More precisely, Skeptical Modernism tries to acknowledge just how limited our knowledge of the world is, whilst still defending science, logic and the progress of society as better than the alternatives. It makes as many concessions to post-modernism as it can, while still remaining a modernist philosophy. This allows it to provide an effective challenge against overconfident Modernism, whilst also allowing Post-Modernists to clarify their position by explaining how it differs from skeptical modernism. Expanding on the later, one of the most common complaints about post-modernism is that it involves Mott and Baileys. Defining Skeptical Modernism greatly reduces the scope for this to occur and helps clarify what a post-modernist is claiming that cannot fit within a modernist world-view.

So what exactly is Skeptical Modernism?
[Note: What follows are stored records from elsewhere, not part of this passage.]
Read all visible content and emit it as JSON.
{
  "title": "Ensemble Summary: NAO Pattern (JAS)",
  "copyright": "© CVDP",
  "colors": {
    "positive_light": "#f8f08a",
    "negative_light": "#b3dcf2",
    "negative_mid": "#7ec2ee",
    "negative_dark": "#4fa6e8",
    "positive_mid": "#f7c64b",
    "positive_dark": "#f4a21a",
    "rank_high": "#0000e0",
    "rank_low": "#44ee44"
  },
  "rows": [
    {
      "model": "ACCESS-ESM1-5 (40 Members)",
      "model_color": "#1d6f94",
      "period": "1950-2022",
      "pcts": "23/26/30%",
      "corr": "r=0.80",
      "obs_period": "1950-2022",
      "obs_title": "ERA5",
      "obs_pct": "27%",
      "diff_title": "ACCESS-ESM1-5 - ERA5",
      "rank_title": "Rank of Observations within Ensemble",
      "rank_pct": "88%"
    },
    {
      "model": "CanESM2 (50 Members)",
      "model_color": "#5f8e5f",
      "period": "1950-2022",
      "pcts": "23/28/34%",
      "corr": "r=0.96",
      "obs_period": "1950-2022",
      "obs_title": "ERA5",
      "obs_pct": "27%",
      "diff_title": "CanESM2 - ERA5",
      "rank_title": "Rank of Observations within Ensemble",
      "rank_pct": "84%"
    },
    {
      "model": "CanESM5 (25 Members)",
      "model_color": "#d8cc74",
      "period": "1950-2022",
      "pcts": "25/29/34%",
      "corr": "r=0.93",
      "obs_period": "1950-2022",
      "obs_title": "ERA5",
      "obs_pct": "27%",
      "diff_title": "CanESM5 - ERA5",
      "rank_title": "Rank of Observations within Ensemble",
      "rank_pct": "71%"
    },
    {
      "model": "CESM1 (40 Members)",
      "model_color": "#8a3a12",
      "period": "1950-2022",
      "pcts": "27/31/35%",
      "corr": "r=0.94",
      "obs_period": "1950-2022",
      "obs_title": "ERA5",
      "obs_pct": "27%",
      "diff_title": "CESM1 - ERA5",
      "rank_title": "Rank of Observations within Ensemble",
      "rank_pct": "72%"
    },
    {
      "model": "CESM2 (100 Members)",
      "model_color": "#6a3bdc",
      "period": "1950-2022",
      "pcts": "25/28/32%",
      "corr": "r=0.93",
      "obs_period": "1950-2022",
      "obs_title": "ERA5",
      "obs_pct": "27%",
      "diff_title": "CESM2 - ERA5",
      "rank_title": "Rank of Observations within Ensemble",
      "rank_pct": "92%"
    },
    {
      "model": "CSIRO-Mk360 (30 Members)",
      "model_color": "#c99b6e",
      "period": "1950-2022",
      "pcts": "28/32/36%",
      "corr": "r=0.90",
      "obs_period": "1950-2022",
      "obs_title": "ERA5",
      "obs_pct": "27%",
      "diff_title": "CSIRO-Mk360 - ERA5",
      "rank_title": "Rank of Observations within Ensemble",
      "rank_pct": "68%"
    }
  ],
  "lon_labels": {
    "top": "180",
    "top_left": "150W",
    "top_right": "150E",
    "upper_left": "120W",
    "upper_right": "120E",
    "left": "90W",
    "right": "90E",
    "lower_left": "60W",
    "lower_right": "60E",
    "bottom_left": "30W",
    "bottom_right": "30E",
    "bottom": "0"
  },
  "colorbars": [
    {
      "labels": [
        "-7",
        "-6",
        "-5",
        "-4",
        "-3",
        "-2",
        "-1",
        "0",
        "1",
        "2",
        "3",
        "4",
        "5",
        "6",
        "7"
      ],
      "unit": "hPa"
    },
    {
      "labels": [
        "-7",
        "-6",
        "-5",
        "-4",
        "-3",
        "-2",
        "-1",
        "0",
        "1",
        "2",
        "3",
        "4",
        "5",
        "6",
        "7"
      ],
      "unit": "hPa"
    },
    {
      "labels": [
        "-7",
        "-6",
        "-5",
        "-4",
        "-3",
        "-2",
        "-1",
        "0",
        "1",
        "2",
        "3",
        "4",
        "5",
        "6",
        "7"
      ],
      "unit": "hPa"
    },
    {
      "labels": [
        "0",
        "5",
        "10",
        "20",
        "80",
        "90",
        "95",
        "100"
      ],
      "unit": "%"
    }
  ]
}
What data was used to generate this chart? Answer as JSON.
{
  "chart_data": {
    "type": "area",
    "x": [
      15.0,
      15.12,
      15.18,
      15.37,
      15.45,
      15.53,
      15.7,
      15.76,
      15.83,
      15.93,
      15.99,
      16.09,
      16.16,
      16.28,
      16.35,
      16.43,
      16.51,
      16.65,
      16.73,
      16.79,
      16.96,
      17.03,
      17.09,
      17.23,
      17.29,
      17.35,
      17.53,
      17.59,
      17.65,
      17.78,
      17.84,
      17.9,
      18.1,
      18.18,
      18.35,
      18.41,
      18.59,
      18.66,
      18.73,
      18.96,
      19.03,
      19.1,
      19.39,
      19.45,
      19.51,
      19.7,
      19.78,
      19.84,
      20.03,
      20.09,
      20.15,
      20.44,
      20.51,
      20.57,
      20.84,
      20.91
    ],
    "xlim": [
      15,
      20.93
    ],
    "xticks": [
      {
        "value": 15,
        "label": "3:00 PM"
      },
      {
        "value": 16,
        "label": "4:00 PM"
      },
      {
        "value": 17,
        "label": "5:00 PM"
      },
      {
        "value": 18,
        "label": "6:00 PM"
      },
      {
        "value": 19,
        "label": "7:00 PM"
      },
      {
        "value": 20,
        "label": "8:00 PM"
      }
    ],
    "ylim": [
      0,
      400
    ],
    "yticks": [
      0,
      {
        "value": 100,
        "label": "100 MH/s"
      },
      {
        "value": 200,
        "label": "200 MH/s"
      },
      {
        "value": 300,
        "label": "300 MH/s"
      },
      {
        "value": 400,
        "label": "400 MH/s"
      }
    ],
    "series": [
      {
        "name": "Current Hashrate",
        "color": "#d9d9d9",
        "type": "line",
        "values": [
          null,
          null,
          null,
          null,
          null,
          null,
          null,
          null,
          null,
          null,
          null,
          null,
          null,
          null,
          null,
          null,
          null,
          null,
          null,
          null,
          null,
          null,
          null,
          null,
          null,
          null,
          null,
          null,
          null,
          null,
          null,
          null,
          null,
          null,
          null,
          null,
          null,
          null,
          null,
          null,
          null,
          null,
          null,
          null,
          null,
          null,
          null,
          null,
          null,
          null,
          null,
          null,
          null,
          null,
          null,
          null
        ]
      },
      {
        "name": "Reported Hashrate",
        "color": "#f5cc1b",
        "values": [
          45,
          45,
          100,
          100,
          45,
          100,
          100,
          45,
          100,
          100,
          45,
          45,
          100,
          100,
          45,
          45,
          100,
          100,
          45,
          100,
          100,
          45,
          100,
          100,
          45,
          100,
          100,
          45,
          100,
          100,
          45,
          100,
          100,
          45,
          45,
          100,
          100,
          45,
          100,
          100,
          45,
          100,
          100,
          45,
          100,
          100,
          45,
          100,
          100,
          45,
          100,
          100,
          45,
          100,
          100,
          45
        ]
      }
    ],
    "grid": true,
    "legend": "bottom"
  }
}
Perhaps the best place to start is the summary by no_bear_so_low:

1) Theories have strategic uses
2) Words have strategic definitions
3) Ideology formation is often done in shockingly cynical ways.
4) Even when it’s not intended cynically it ends up being used that way.
5) The answers to popular debates are often less interesting than the question ‘why are we having these debates at all?’

After that, I’d read the SlateStarCodex article, but two key points it mentions are:

  1. Seemingly objective facts are often actually subjective (the date when Rome fell depends on how you define “falling” and perhaps the date we use is affected by incentives)

  2. Objective criteria of what counts as what are generally dependent on subjective opinions about what should count as important

I’ll also list a bunch of additional arguments or points that characterise Skeptical Modernism:

  1. Science is not quite as objective as it appears, as while there are certain standards or rules as to how various pieces of conflicting evidence should be compared, there isn’t a comprehensive, universally agreed upon standard for this

  2. Our culture raises us from birth to think a certain way and it is impossible for us to completely escape this influence

  3. Most people have a tendency to generalise their beliefs of how society should work to other societies with a very limited understanding of the cultural context. Even people who are well educated generally don’t have the same experience that people in that culture have.

  4. The language that we have access to makes some ideas easier or harder for us form and communicate

  5. That moral intuitions differ widely between societies so we should strongly question whether our moral beliefs are well justified

  6. Society seems to have been progressing over the last few hundred years, but not in all ways and this progress is far from guaranteed

  7. Democracy is generally good, but it requires a specific type of cultural context to work

We can seperate the first five (statements about epistemology) from the last two (statements about grand narratives). It is possible to take a Skeptical Modernism approach to epistemology, but not grand narratives, or vice versa.